Last week I picked up some new jazz CDs.  The most prized among the finds is "Monk Alone: The Complete Columbia Solo Studio Recordings 1962-1968."  Most prized on two counts: 1. I love Monk's music and this is a two-CD set of fascinating material. 2. It was Charles who turned me on to Monk. I still have the Monk's Greatest Hits LP Charles sent me when I was beginning to swing toward a preference for jazz. Charles had been a jazz fan since his teen years as well. Then he heard the great players at clubs in NYC, when Bop was sharing the bandstand with Cool. Charles was our long-distance chief fan and cheerleader as my brother and I began to play small jazz gigs around Cedar Rapids.  Charles, Deb and I made pilgrimage-style strolls down Manhattan's Thelonious Sphere Monk Circle. When Charles began to write in earnest, jazz and other musical references permeated his pieces.

So, here is Charles Kennedy's  "Spider Songs."  This piece appears in The Fish Jumps Out of the Moon and is part of an (as yet) unpublished photo-essay book Charles compiled about the butterfly vivarium at the American Museum of Natural History in NYC.  It has a "haibun" form, more or less, wherein a story is told by way of prose which is wrapped around integrated haiku.Charles is at his magical, musical best when he weaves many of his passions together, as he does here; bugs, dogs and cats, photography, haiku, music, and whimsy. Enjoy!

Spider Songs

     I was sitting in a bookstore one afternoon thinking about whether I believed or not that snowflakes make such a cacophony on the Hudson River that it is deafening to the eels; well, I suspect that it may at least be uncomfortable for them.  At that thought I slapped my forehead, realizing that I had answered a poetic conundrum that I had been struggling with for more than a year.

I can’t hear them
damn— I’ll never hear them
spider songs

     Here are some of the people that sing spider songs to me.  First, the spider mic would be handed to Anita O’Day, who would sing “A Nightingale Sang In Barkley Square,” and then “Georgia.”  (I know a great story about what happened to her uvula.)  Also Ella, Billie, even a punk kid named Norah Jones.  ( Do you believe--Ravi Shankar is her father?)  Chet Baker would come back and sing and blow that magic spider trumpet, but the group best prepared to sing spider songs would probably be Lambert, Hendricks, and Ross.  Pure glorious jazz.  But so many would sing great spider tunes if they were properly asked.

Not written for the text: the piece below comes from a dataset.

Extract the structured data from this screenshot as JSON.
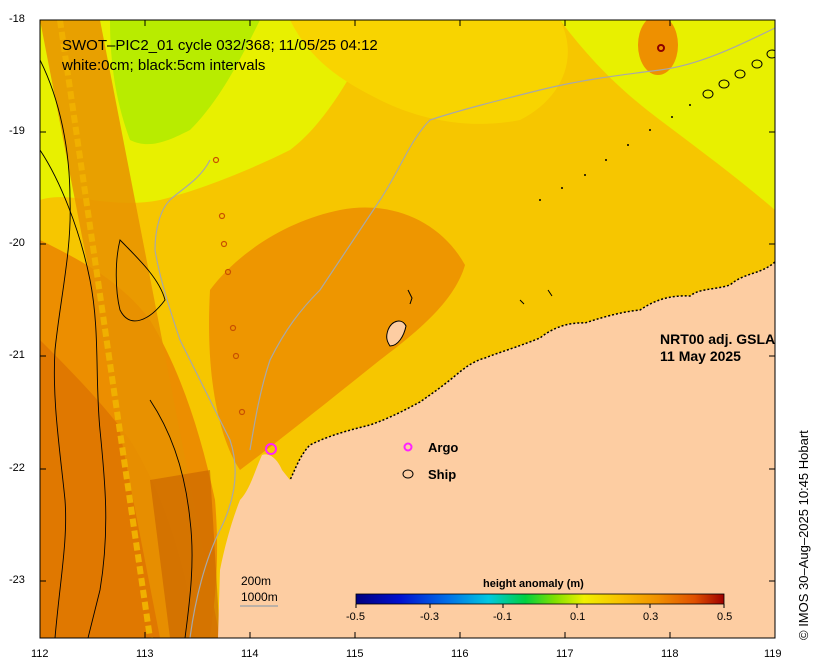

     Fool.  Spiders don’t sing.  I mean, maybe they do, but I have just now quit the game of listening for spider vocals, although clearly they are the jazziest of all the invertebrates.  Of the avians in North America, well , Central Park, anyway, Catbirds are the Jazz Birds, even though the evening song of the Robin is hauntingly inventive.  Of our satellite mammals, what is more musically celebratory than a good howling dog? (I did have  a cat, Rainbow, who sang riffs to “Summertime.”  She was a natural coloratura.) Anyway, sometimes Lord God Dog and I howl together.  Not as much as we used to, though.  He is a harsh judge, it seems, of my talent.  He’s terrific, though.

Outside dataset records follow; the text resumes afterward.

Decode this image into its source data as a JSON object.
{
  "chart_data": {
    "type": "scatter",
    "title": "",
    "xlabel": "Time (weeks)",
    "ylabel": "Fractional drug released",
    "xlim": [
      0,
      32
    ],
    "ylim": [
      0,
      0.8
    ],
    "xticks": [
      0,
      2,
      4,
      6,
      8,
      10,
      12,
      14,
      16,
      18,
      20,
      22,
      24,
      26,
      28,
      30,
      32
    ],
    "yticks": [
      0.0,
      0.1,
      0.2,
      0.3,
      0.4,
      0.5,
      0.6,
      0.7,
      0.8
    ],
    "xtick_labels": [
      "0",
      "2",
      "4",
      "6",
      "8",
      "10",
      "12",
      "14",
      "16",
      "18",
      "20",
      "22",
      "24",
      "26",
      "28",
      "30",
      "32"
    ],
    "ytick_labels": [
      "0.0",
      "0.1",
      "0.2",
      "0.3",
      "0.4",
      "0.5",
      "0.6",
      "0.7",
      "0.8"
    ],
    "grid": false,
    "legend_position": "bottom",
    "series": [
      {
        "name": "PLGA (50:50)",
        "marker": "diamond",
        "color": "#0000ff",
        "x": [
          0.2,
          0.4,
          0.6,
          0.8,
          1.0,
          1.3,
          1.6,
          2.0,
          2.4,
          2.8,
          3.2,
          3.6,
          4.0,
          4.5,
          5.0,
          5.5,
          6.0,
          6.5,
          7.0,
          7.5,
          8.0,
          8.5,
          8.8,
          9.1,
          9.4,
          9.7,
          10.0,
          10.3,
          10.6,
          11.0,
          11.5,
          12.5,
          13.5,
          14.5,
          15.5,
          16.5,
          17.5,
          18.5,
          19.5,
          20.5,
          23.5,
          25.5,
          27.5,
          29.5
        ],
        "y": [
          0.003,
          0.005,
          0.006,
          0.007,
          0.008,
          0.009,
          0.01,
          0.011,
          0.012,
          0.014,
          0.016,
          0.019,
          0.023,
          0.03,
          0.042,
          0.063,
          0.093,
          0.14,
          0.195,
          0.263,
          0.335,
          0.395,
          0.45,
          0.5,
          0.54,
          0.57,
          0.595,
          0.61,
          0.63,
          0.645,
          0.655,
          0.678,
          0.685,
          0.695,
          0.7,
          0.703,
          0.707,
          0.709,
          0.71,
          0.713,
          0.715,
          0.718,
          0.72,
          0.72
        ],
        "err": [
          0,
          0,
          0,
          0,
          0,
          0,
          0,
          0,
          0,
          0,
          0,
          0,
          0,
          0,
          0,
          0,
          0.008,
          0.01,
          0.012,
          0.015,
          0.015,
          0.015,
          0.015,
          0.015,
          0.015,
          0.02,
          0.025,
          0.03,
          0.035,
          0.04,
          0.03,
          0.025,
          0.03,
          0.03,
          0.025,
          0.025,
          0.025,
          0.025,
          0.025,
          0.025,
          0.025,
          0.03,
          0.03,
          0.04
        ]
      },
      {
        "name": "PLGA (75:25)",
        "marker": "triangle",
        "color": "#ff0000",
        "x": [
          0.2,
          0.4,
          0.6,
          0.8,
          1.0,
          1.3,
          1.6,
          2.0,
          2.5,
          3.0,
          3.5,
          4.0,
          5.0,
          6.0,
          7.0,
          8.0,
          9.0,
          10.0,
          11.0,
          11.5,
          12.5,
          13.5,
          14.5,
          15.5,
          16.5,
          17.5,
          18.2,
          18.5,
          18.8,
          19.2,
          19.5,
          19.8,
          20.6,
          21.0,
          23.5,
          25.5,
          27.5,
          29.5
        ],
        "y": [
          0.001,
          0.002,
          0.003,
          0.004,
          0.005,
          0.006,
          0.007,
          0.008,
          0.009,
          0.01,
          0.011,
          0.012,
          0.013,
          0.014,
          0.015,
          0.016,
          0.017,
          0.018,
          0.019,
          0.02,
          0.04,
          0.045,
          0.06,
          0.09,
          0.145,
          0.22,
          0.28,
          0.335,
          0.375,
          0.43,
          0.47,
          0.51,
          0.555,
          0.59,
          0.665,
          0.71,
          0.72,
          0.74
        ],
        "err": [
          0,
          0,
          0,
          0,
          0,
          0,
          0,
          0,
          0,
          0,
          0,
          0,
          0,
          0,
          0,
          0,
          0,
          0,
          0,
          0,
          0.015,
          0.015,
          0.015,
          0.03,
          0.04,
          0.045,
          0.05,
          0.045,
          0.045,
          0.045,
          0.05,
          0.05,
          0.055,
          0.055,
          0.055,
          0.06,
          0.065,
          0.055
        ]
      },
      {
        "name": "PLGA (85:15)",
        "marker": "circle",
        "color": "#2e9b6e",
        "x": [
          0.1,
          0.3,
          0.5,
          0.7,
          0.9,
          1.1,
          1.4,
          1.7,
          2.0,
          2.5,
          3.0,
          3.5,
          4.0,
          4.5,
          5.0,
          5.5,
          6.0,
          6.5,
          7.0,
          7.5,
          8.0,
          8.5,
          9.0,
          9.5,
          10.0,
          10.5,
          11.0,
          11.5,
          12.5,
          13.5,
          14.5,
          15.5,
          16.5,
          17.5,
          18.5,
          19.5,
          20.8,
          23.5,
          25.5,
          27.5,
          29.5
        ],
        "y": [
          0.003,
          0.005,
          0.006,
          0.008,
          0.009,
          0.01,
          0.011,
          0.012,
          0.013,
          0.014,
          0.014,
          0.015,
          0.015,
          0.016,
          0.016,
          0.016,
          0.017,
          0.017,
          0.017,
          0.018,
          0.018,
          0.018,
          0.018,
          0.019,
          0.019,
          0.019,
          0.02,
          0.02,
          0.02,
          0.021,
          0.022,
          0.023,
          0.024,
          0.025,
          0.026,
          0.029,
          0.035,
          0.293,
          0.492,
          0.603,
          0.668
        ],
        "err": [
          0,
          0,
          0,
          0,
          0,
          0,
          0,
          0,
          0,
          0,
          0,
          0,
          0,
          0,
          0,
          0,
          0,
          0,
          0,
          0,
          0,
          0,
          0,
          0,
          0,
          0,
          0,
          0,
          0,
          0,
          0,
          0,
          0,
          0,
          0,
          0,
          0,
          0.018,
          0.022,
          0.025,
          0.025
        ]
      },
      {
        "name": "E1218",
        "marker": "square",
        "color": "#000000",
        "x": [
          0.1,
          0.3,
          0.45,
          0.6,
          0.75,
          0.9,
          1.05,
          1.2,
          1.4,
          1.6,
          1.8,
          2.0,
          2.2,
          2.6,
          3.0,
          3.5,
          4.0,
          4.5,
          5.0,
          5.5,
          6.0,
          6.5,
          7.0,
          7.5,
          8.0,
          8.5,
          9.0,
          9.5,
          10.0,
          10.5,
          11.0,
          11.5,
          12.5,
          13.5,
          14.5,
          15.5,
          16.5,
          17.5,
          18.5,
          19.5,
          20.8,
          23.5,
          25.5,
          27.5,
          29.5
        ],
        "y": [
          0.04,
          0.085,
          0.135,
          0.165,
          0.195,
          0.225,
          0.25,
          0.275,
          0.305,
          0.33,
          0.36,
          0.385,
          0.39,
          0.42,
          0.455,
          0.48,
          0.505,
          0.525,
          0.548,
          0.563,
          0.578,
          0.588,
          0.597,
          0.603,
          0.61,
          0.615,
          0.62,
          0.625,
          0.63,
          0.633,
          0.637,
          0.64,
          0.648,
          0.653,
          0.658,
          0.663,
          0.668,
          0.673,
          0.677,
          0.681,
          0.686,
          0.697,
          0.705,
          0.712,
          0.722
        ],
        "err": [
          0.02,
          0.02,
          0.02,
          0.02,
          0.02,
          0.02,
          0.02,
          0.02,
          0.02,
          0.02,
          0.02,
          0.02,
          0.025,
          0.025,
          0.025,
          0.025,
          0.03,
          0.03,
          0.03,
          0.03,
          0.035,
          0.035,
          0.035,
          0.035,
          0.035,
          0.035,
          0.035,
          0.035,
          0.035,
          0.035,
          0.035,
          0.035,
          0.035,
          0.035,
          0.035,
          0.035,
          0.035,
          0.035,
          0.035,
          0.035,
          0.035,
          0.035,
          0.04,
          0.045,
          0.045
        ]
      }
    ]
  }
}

     Now to what it really is.  I thought it was about Duke and Thelonious and those guys, but it’s not.  It’s Chopin!  I insist that you go out in the evening and listen for yourself. They all play Chopin, at least the orb web weavers do.  Really!  (Some it’s said, hum along.  I’ve never heard that, but I have heard Lionel Hampton do heavy humming and Glenn Gould was famous for humming, but that was Bach.)
     I’ve never played Chopin for a spider, not yet.  It would be easy to carry in a small recorder to where Araneus Diadematus was building her deadly auditorium for the night. 

the spider
sips its moth
night continues

     The cute idea would be to play Chopin’s “Nocturnes,” but I’d want to play his Etudes for her.  I’ve implied that this orb weaver already knows Chopin but I don’t know for sure.  Anyway, you must sit here and watch her weave that web and you’ll see why I believe that spiders know Chopin.  It’s so, well, musical sitting here watching Diadematus sing and dance.
     And that tunnel weaver over there--Wagner!